Na clínica da psicose, os fenômenos de intrusão de pensamento relativos à foraclusão localizada do Nome-do-Pai e os fenômenos de acontecimento de corpo relativos a uma não localização do gozo no objeto a, ou seja, relativos à foraclusão generalizada, podem aparecer isoladamente, como em alguns casos de mania e melancolia que se apresentam na forma de uma psicose ordinária, nas quais observamos, muitas vezes, apenas os acontecimentos de corpo. Mas observamos, também, casos bastante frequentes em que precisamos levar em conta essas duas versões da foraclusão e não nos limitarmos em considerar apenas uma delas. Dessa forma, no que concerne às psicoses, a foraclusão localizada do significante Nome-do-Pai nos ajuda a fazer o diagnóstico estrutural a partir da ausência desse significante no simbólico, permitindo-nos acompanhar melhor a lógica dos fenômenos de intrusão do pensamento.
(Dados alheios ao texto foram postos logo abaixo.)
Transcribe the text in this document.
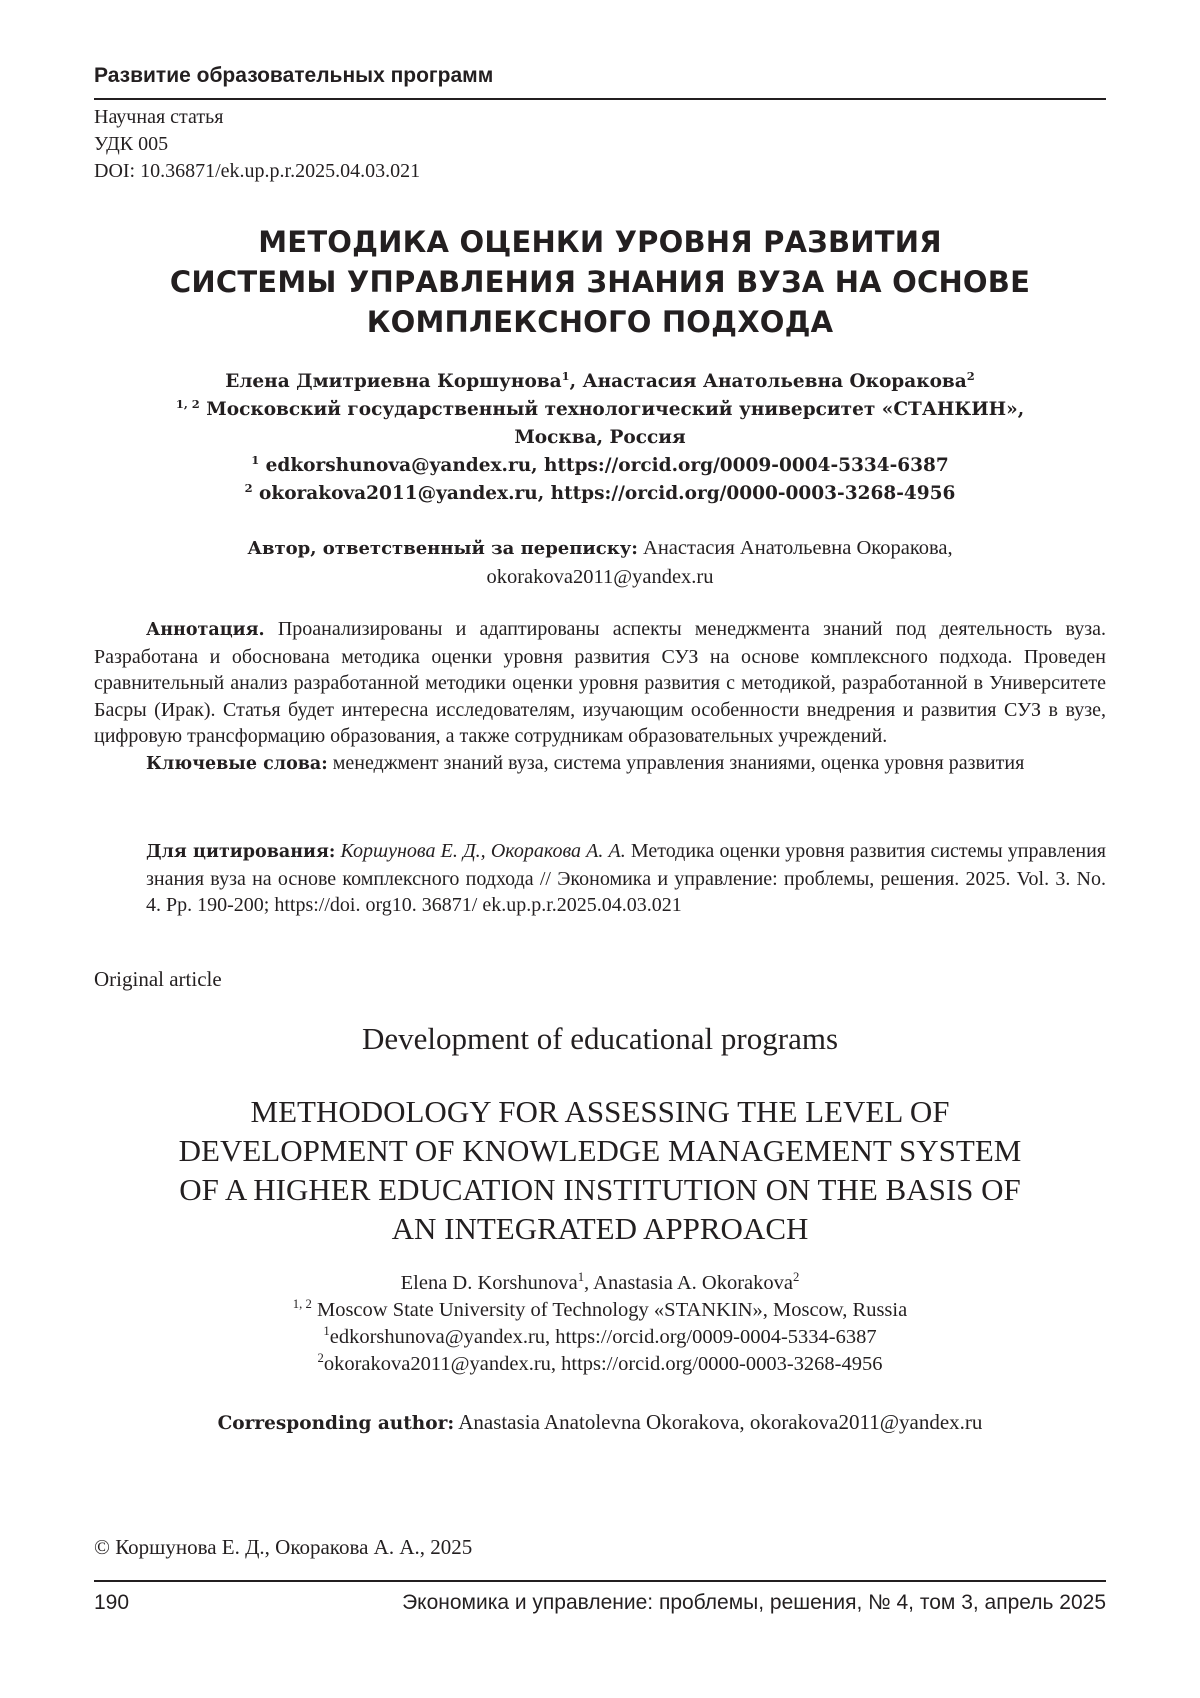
Развитие образовательных программ
Научная статья
УДК 005
DOI: 10.36871/ek.up.p.r.2025.04.03.021
МЕТОДИКА ОЦЕНКИ УРОВНЯ РАЗВИТИЯ
СИСТЕМЫ УПРАВЛЕНИЯ ЗНАНИЯ ВУЗА НА ОСНОВЕ
КОМПЛЕКСНОГО ПОДХОДА
Елена Дмитриевна Коршунова$^1$, Анастасия Анатольевна Окоракова$^2$
$^{1, 2}$ Московский государственный технологический университет «СТАНКИН»,
Москва, Россия
$^1$ edkorshunova@yandex.ru, https://orcid.org/0009-0004-5334-6387
$^2$ okorakova2011@yandex.ru, https://orcid.org/0000-0003-3268-4956
Автор, ответственный за переписку: Анастасия Анатольевна Окоракова,
okorakova2011@yandex.ru

Аннотация. Проанализированы и адаптированы аспекты менеджмента знаний под деятельность вуза. Разработана и обоснована методика оценки уровня развития СУЗ на основе комплексного подхода. Проведен сравнительный анализ разработанной методики оценки уровня развития с методикой, разработанной в Университете Басры (Ирак). Статья будет интересна исследователям, изучающим особенности внедрения и развития СУЗ в вузе, цифровую трансформацию образования, а также сотрудникам образовательных учреждений.

Ключевые слова: менеджмент знаний вуза, система управления знаниями, оценка уровня развития

Для цитирования: Коршунова Е. Д., Окоракова А. А. Методика оценки уровня развития системы управления знания вуза на основе комплексного подхода // Экономика и управление: проблемы, решения. 2025. Vol. 3. No. 4. Pp. 190-200; https://doi. org10. 36871/ ek.up.p.r.2025.04.03.021
Original article
Development of educational programs
METHODOLOGY FOR ASSESSING THE LEVEL OF
DEVELOPMENT OF KNOWLEDGE MANAGEMENT SYSTEM
OF A HIGHER EDUCATION INSTITUTION ON THE BASIS OF
AN INTEGRATED APPROACH
Elena D. Korshunova$^1$, Anastasia A. Okorakova$^2$
$^{1, 2}$ Moscow State University of Technology «STANKIN», Moscow, Russia
$^1$edkorshunova@yandex.ru, https://orcid.org/0009-0004-5334-6387
$^2$okorakova2011@yandex.ru, https://orcid.org/0000-0003-3268-4956
Corresponding author: Anastasia Anatolevna Okorakova, okorakova2011@yandex.ru
© Коршунова Е. Д., Окоракова А. А., 2025
190	Экономика и управление: проблемы, решения, № 4, том 3, апрель 2025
Por sua vez, a foraclusão generalizada nos possibilita situar melhor o que aparece nos distúrbios de humor, em vários tipos de acontecimentos de corpo e mesmo em algumas compulsões, como uma perturbação geral da linguagem e uma ausência da localização do gozo.
[1] Ver conferências e comentários de Éric Laurent em Curinga, revista da Seção Minas Gerais da Escola Brasileira de Psicanálise (EBP-MG), nº. 14.